While the government took the line that the buyback is an enabling provision for companies and their boards will take a final decision, it is almost a given that the government, being the majority owner, can get the PSUs to follow these norms.

The Department of Disinvestment had identified about two dozen cash-rich PSUs with a cash balance of nearly Rs 2 lakh crore. The buyback proposal was mooted in January, but deferred as several ministries such as heavy industries, petroleum and coal and the companies themselves did not like the idea.

They argued that the cash-surplus with PSUs were required for expansion projects and many of them have huge debt on their balance sheets. The cash-rich companies identified by the government for stake sale include SAIL, NMDC, NTPC, Coal India, Oil India, MMTC, Neyveli Lignite, NHPC, BHEL and GAIL.

The CCEA also allowed cash-rich companies to invest in other PSUs through crossholdings.
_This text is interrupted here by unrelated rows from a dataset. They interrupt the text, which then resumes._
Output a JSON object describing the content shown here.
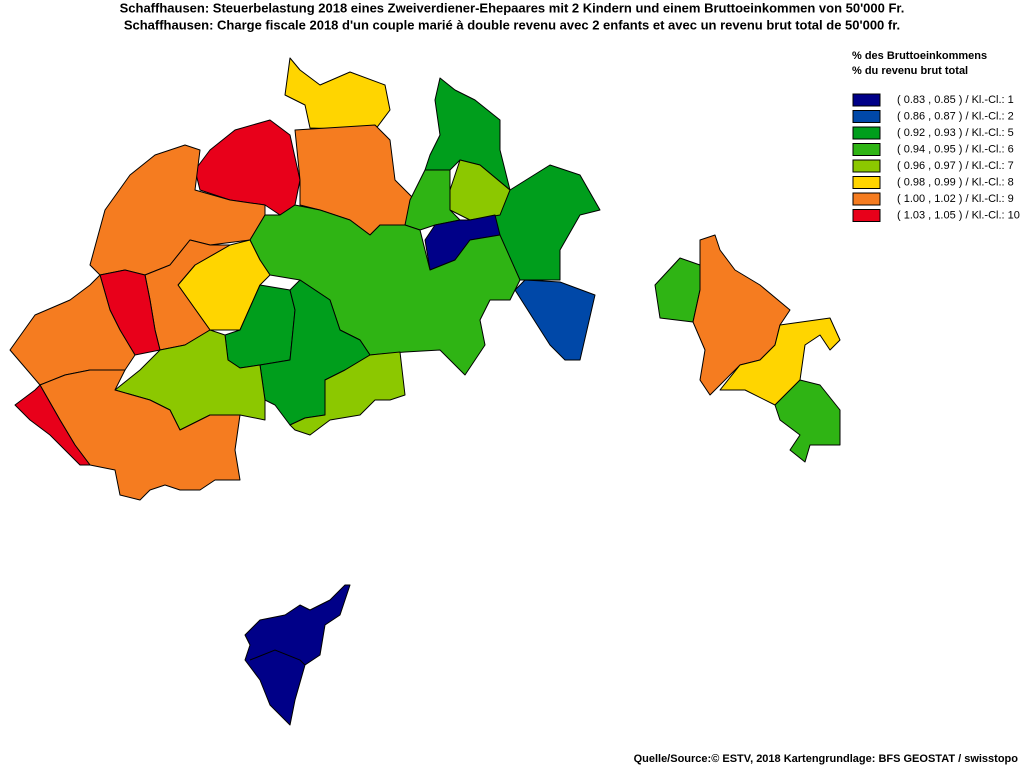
{
  "header": {
    "title_de": "Schaffhausen: Steuerbelastung 2018 eines Zweiverdiener-Ehepaares mit 2 Kindern und einem Bruttoeinkommen von 50'000 Fr.",
    "title_fr": "Schaffhausen: Charge fiscale 2018 d'un couple marié à double revenu avec 2 enfants et avec un revenu brut total de 50'000 fr."
  },
  "legend": {
    "title_de": "% des Bruttoeinkommens",
    "title_fr": "% du revenu brut total",
    "items": [
      {
        "label": "( 0.83 , 0.85 ) / Kl.-Cl.: 1",
        "color": "#000088"
      },
      {
        "label": "( 0.86 , 0.87 ) / Kl.-Cl.: 2",
        "color": "#0048a8"
      },
      {
        "label": "( 0.92 , 0.93 ) / Kl.-Cl.: 5",
        "color": "#009e1c"
      },
      {
        "label": "( 0.94 , 0.95 ) / Kl.-Cl.: 6",
        "color": "#2fb414"
      },
      {
        "label": "( 0.96 , 0.97 ) / Kl.-Cl.: 7",
        "color": "#8cc800"
      },
      {
        "label": "( 0.98 , 0.99 ) / Kl.-Cl.: 8",
        "color": "#ffd500"
      },
      {
        "label": "( 1.00 , 1.02 ) / Kl.-Cl.: 9",
        "color": "#f57c20"
      },
      {
        "label": "( 1.03 , 1.05 ) / Kl.-Cl.: 10",
        "color": "#e8001a"
      }
    ]
  },
  "footer": {
    "source": "Quelle/Source:© ESTV, 2018 Kartengrundlage: BFS GEOSTAT / swisstopo"
  }
}
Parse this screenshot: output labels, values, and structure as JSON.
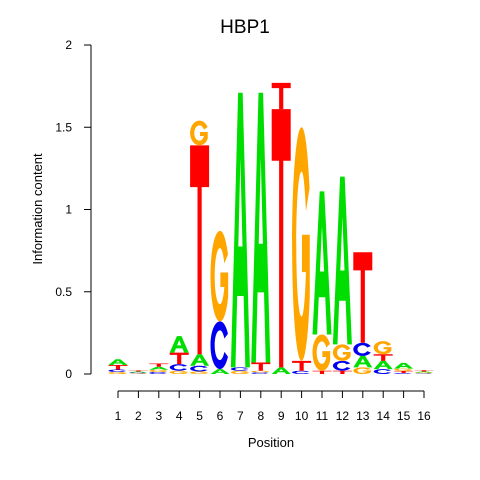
{
  "chart_data": {
    "type": "sequence-logo",
    "title": "HBP1",
    "xlabel": "Position",
    "ylabel": "Information content",
    "ylim": [
      0,
      2
    ],
    "yticks": [
      {
        "value": 0,
        "label": "0"
      },
      {
        "value": 0.5,
        "label": "0.5"
      },
      {
        "value": 1,
        "label": "1"
      },
      {
        "value": 1.5,
        "label": "1.5"
      },
      {
        "value": 2,
        "label": "2"
      }
    ],
    "positions": [
      1,
      2,
      3,
      4,
      5,
      6,
      7,
      8,
      9,
      10,
      11,
      12,
      13,
      14,
      15,
      16
    ],
    "position_labels": [
      "1",
      "2",
      "3",
      "4",
      "5",
      "6",
      "7",
      "8",
      "9",
      "10",
      "11",
      "12",
      "13",
      "14",
      "15",
      "16"
    ],
    "colors": {
      "A": "#00dd00",
      "C": "#0000ee",
      "G": "#ffa500",
      "T": "#ff0000"
    },
    "stacks": [
      [
        {
          "letter": "G",
          "height": 0.012
        },
        {
          "letter": "C",
          "height": 0.015
        },
        {
          "letter": "T",
          "height": 0.028
        },
        {
          "letter": "A",
          "height": 0.035
        }
      ],
      [
        {
          "letter": "G",
          "height": 0.004
        },
        {
          "letter": "C",
          "height": 0.005
        },
        {
          "letter": "A",
          "height": 0.006
        },
        {
          "letter": "T",
          "height": 0.007
        }
      ],
      [
        {
          "letter": "C",
          "height": 0.012
        },
        {
          "letter": "G",
          "height": 0.014
        },
        {
          "letter": "A",
          "height": 0.018
        },
        {
          "letter": "T",
          "height": 0.02
        }
      ],
      [
        {
          "letter": "G",
          "height": 0.02
        },
        {
          "letter": "C",
          "height": 0.04
        },
        {
          "letter": "T",
          "height": 0.07
        },
        {
          "letter": "A",
          "height": 0.1
        }
      ],
      [
        {
          "letter": "G",
          "height": 0.015
        },
        {
          "letter": "C",
          "height": 0.035
        },
        {
          "letter": "A",
          "height": 0.07
        },
        {
          "letter": "T",
          "height": 1.27
        },
        {
          "letter": "G",
          "height": 0.15
        }
      ],
      [
        {
          "letter": "A",
          "height": 0.03
        },
        {
          "letter": "C",
          "height": 0.29
        },
        {
          "letter": "G",
          "height": 0.55
        }
      ],
      [
        {
          "letter": "G",
          "height": 0.02
        },
        {
          "letter": "C",
          "height": 0.02
        },
        {
          "letter": "A",
          "height": 1.67
        }
      ],
      [
        {
          "letter": "C",
          "height": 0.01
        },
        {
          "letter": "G",
          "height": 0.01
        },
        {
          "letter": "T",
          "height": 0.05
        },
        {
          "letter": "A",
          "height": 1.64
        }
      ],
      [
        {
          "letter": "A",
          "height": 0.04
        },
        {
          "letter": "T",
          "height": 1.57
        },
        {
          "letter": "T",
          "height": 0.16
        }
      ],
      [
        {
          "letter": "C",
          "height": 0.02
        },
        {
          "letter": "T",
          "height": 0.06
        },
        {
          "letter": "G",
          "height": 1.42
        }
      ],
      [
        {
          "letter": "T",
          "height": 0.02
        },
        {
          "letter": "G",
          "height": 0.22
        },
        {
          "letter": "A",
          "height": 0.87
        }
      ],
      [
        {
          "letter": "T",
          "height": 0.02
        },
        {
          "letter": "C",
          "height": 0.06
        },
        {
          "letter": "G",
          "height": 0.1
        },
        {
          "letter": "A",
          "height": 1.02
        }
      ],
      [
        {
          "letter": "G",
          "height": 0.04
        },
        {
          "letter": "A",
          "height": 0.07
        },
        {
          "letter": "C",
          "height": 0.08
        },
        {
          "letter": "T",
          "height": 0.55
        }
      ],
      [
        {
          "letter": "C",
          "height": 0.03
        },
        {
          "letter": "A",
          "height": 0.05
        },
        {
          "letter": "T",
          "height": 0.04
        },
        {
          "letter": "G",
          "height": 0.08
        }
      ],
      [
        {
          "letter": "C",
          "height": 0.006
        },
        {
          "letter": "T",
          "height": 0.012
        },
        {
          "letter": "G",
          "height": 0.015
        },
        {
          "letter": "A",
          "height": 0.035
        }
      ],
      [
        {
          "letter": "C",
          "height": 0.004
        },
        {
          "letter": "G",
          "height": 0.005
        },
        {
          "letter": "A",
          "height": 0.006
        },
        {
          "letter": "T",
          "height": 0.008
        }
      ]
    ]
  }
}
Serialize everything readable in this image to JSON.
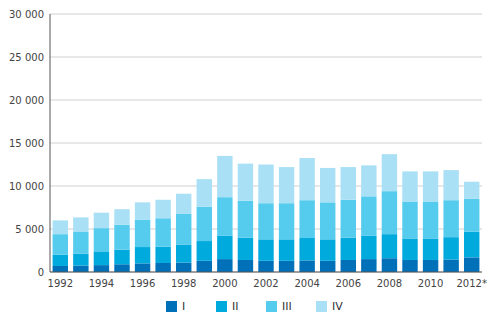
{
  "chart_data": {
    "type": "bar",
    "stacked": true,
    "grid": true,
    "legend": "bottom",
    "categories": [
      "1992",
      null,
      "1994",
      null,
      "1996",
      null,
      "1998",
      null,
      "2000",
      null,
      "2002",
      null,
      "2004",
      null,
      "2006",
      null,
      "2008",
      null,
      "2010",
      null,
      "2012*"
    ],
    "series": [
      {
        "name": "I",
        "color": "#0070b8",
        "values": [
          700,
          750,
          800,
          900,
          1000,
          1050,
          1100,
          1300,
          1500,
          1400,
          1300,
          1300,
          1350,
          1300,
          1400,
          1500,
          1600,
          1400,
          1400,
          1450,
          1700
        ]
      },
      {
        "name": "II",
        "color": "#00aadc",
        "values": [
          1300,
          1400,
          1600,
          1700,
          1900,
          1900,
          2100,
          2300,
          2700,
          2600,
          2500,
          2500,
          2600,
          2500,
          2600,
          2700,
          2800,
          2500,
          2500,
          2600,
          3000
        ]
      },
      {
        "name": "III",
        "color": "#55ccee",
        "values": [
          2400,
          2500,
          2700,
          2900,
          3200,
          3300,
          3600,
          4000,
          4500,
          4300,
          4200,
          4200,
          4400,
          4300,
          4400,
          4600,
          5000,
          4300,
          4300,
          4300,
          3800
        ]
      },
      {
        "name": "IV",
        "color": "#aae0f5",
        "values": [
          1600,
          1700,
          1800,
          1800,
          2000,
          2150,
          2300,
          3200,
          4800,
          4300,
          4500,
          4200,
          4900,
          4000,
          3800,
          3600,
          4300,
          3500,
          3500,
          3500,
          2000
        ]
      }
    ],
    "ylim": [
      0,
      30000
    ],
    "yticks": [
      0,
      {
        "value": 5000,
        "label": "5 000"
      },
      {
        "value": 10000,
        "label": "10 000"
      },
      {
        "value": 15000,
        "label": "15 000"
      },
      {
        "value": 20000,
        "label": "20 000"
      },
      {
        "value": 25000,
        "label": "25 000"
      },
      {
        "value": 30000,
        "label": "30 000"
      }
    ]
  }
}
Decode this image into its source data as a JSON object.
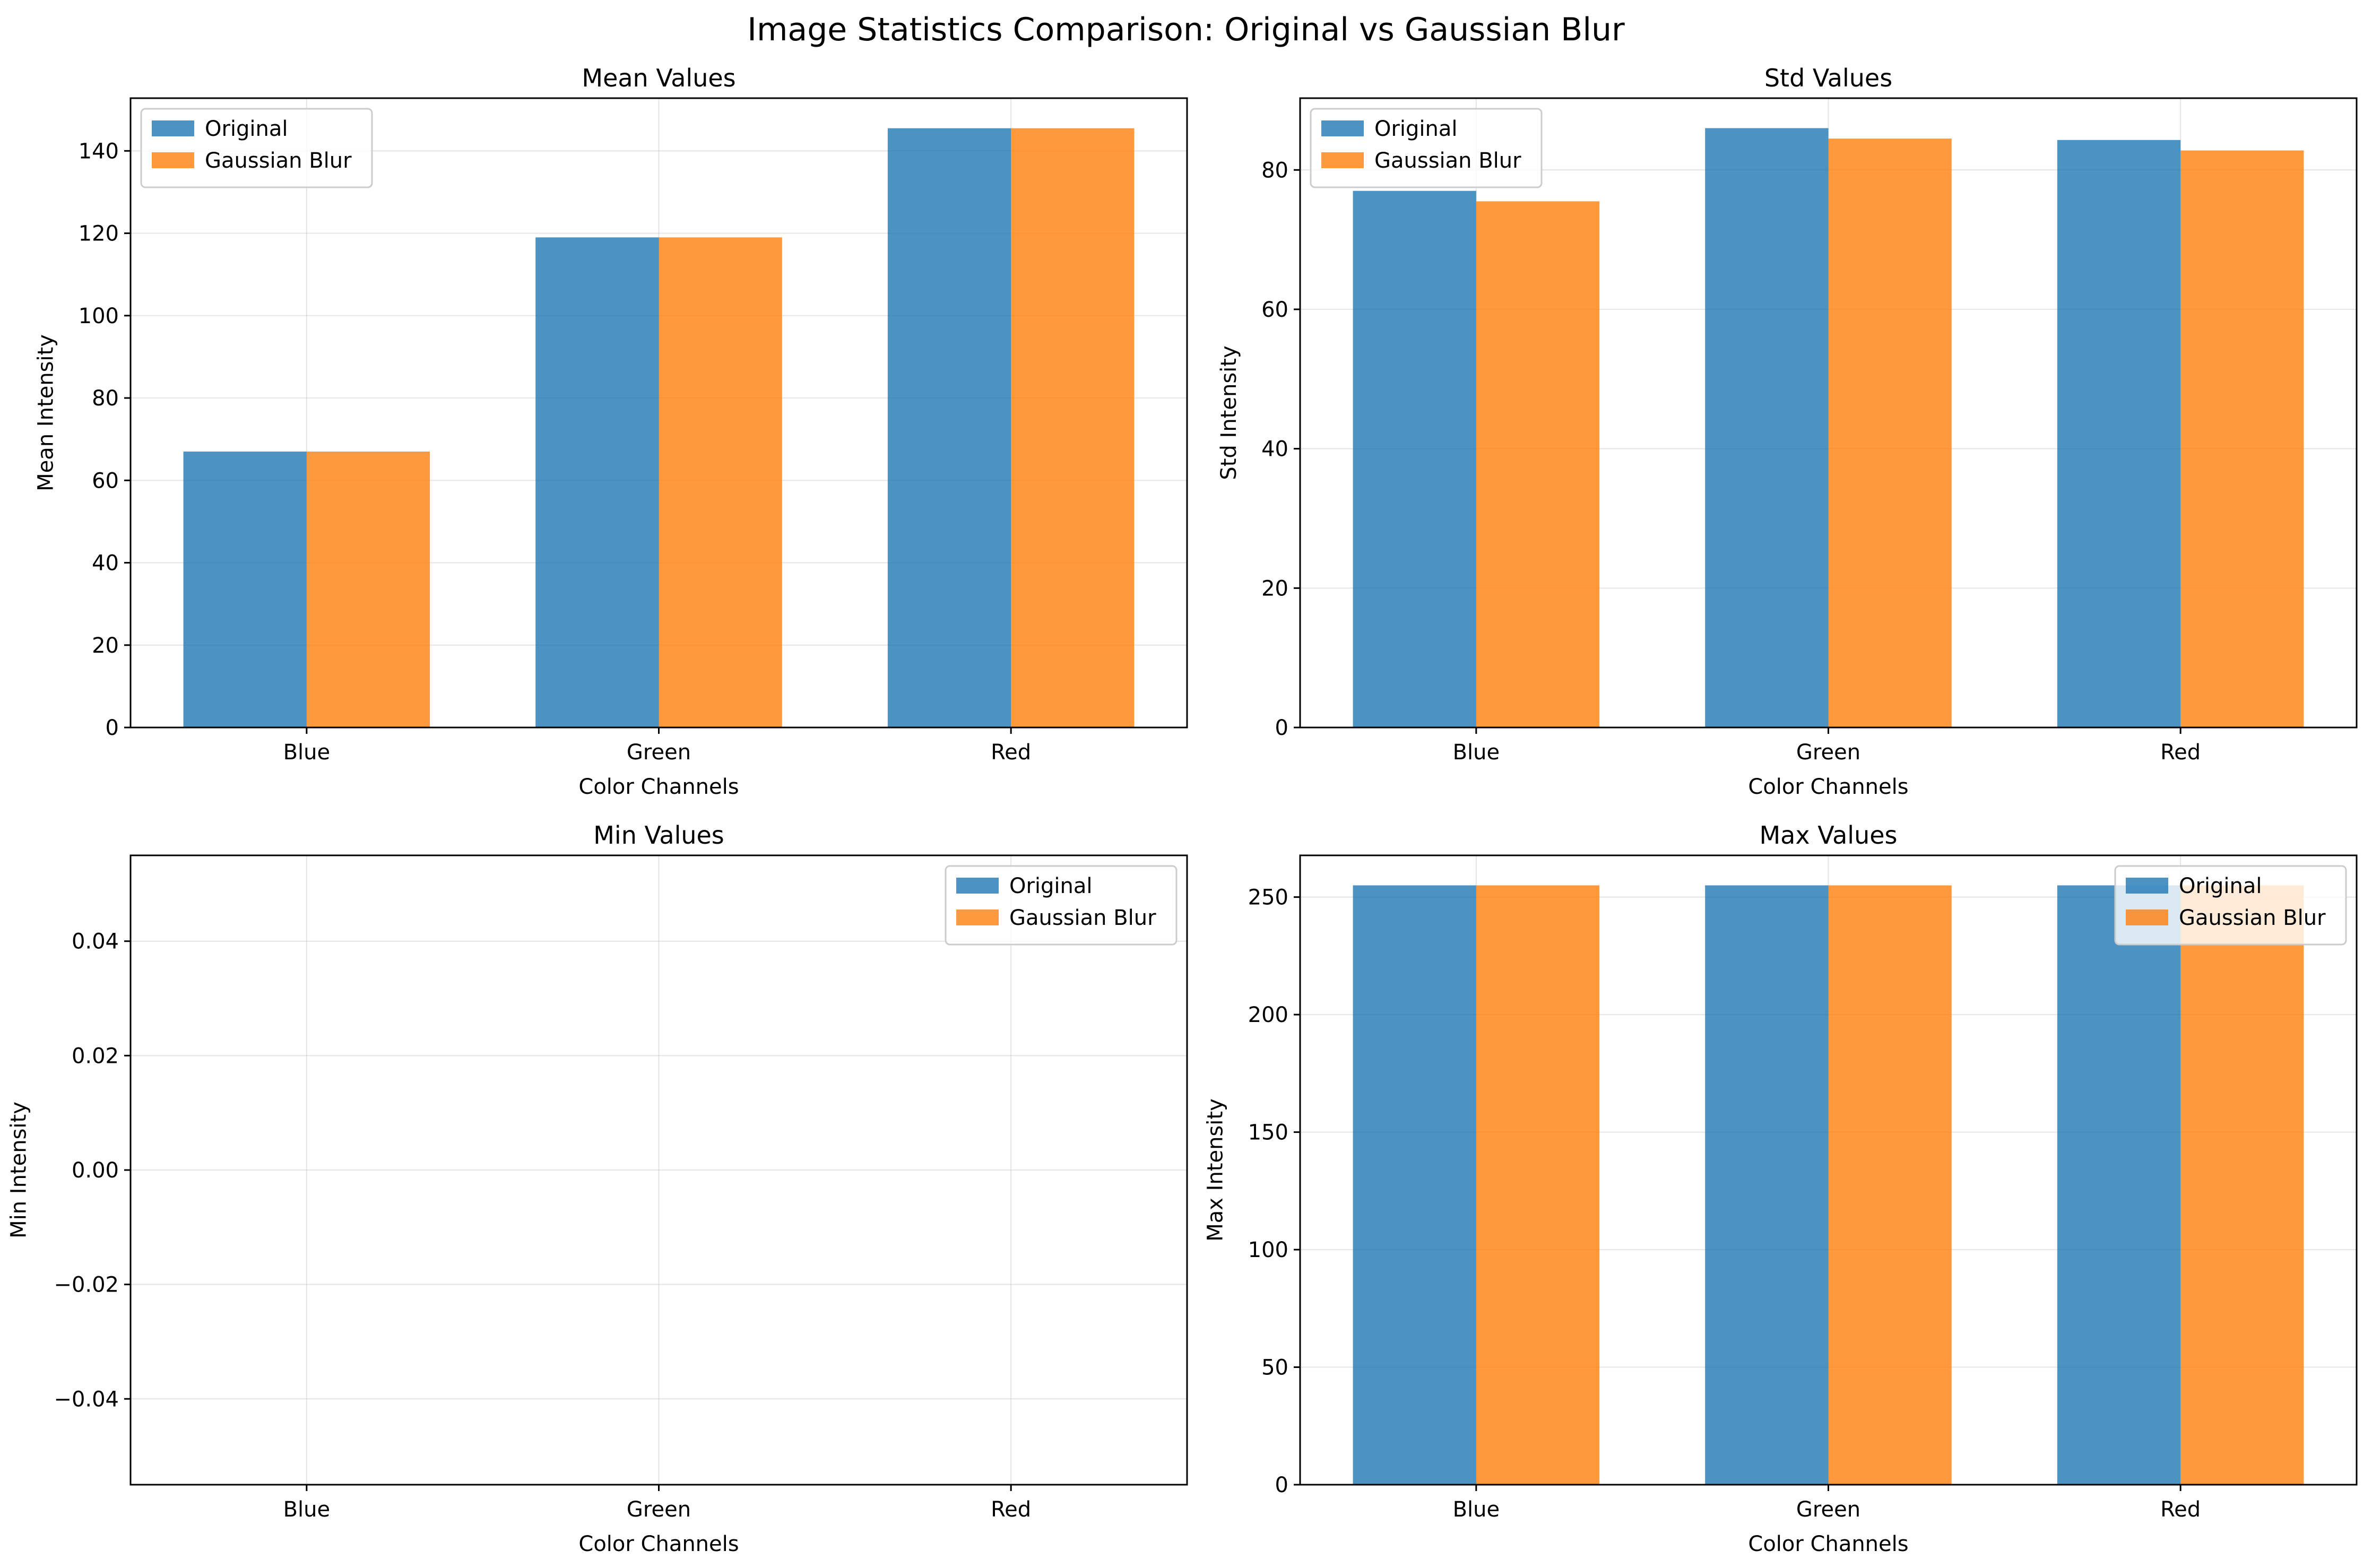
{
  "figure_title": "Image Statistics Comparison: Original vs Gaussian Blur",
  "colors": {
    "original": "#1f77b4",
    "gaussian_blur": "#ff7f0e",
    "bar_alpha": 0.8
  },
  "chart_data": [
    {
      "type": "bar",
      "title": "Mean Values",
      "xlabel": "Color Channels",
      "ylabel": "Mean Intensity",
      "categories": [
        "Blue",
        "Green",
        "Red"
      ],
      "series": [
        {
          "name": "Original",
          "values": [
            67,
            119,
            145.5
          ]
        },
        {
          "name": "Gaussian Blur",
          "values": [
            67,
            119,
            145.5
          ]
        }
      ],
      "ylim": [
        0,
        152.8
      ],
      "yticks": [
        0,
        20,
        40,
        60,
        80,
        100,
        120,
        140
      ],
      "ytick_labels": [
        "0",
        "20",
        "40",
        "60",
        "80",
        "100",
        "120",
        "140"
      ],
      "grid": true,
      "legend": "upper-left"
    },
    {
      "type": "bar",
      "title": "Std Values",
      "xlabel": "Color Channels",
      "ylabel": "Std Intensity",
      "categories": [
        "Blue",
        "Green",
        "Red"
      ],
      "series": [
        {
          "name": "Original",
          "values": [
            77,
            86,
            84.3
          ]
        },
        {
          "name": "Gaussian Blur",
          "values": [
            75.5,
            84.5,
            82.8
          ]
        }
      ],
      "ylim": [
        0,
        90.3
      ],
      "yticks": [
        0,
        20,
        40,
        60,
        80
      ],
      "ytick_labels": [
        "0",
        "20",
        "40",
        "60",
        "80"
      ],
      "grid": true,
      "legend": "upper-left"
    },
    {
      "type": "bar",
      "title": "Min Values",
      "xlabel": "Color Channels",
      "ylabel": "Min Intensity",
      "categories": [
        "Blue",
        "Green",
        "Red"
      ],
      "series": [
        {
          "name": "Original",
          "values": [
            0,
            0,
            0
          ]
        },
        {
          "name": "Gaussian Blur",
          "values": [
            0,
            0,
            0
          ]
        }
      ],
      "ylim": [
        -0.055,
        0.055
      ],
      "yticks": [
        -0.04,
        -0.02,
        0,
        0.02,
        0.04
      ],
      "ytick_labels": [
        "−0.04",
        "−0.02",
        "0.00",
        "0.02",
        "0.04"
      ],
      "grid": true,
      "legend": "upper-right"
    },
    {
      "type": "bar",
      "title": "Max Values",
      "xlabel": "Color Channels",
      "ylabel": "Max Intensity",
      "categories": [
        "Blue",
        "Green",
        "Red"
      ],
      "series": [
        {
          "name": "Original",
          "values": [
            255,
            255,
            255
          ]
        },
        {
          "name": "Gaussian Blur",
          "values": [
            255,
            255,
            255
          ]
        }
      ],
      "ylim": [
        0,
        267.75
      ],
      "yticks": [
        0,
        50,
        100,
        150,
        200,
        250
      ],
      "ytick_labels": [
        "0",
        "50",
        "100",
        "150",
        "200",
        "250"
      ],
      "grid": true,
      "legend": "upper-right"
    }
  ]
}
This is a remake of the idea tried in 1998 when three oil companies — ONGC, IOC and GAIL — had invested through crossholdings. According to the markets, this had not really worked.

With the fiscal deficit expected to be well over the projected 4.6 per cent, the government is scrambling to raise funds within this fiscal year to bring down the deficit as much as possible. The government so far has been able to raise only Rs 1,145 crore from Power Finance Corporation and its sale of stake in ONGC through the auction route may fetch another Rs 8,500 crore.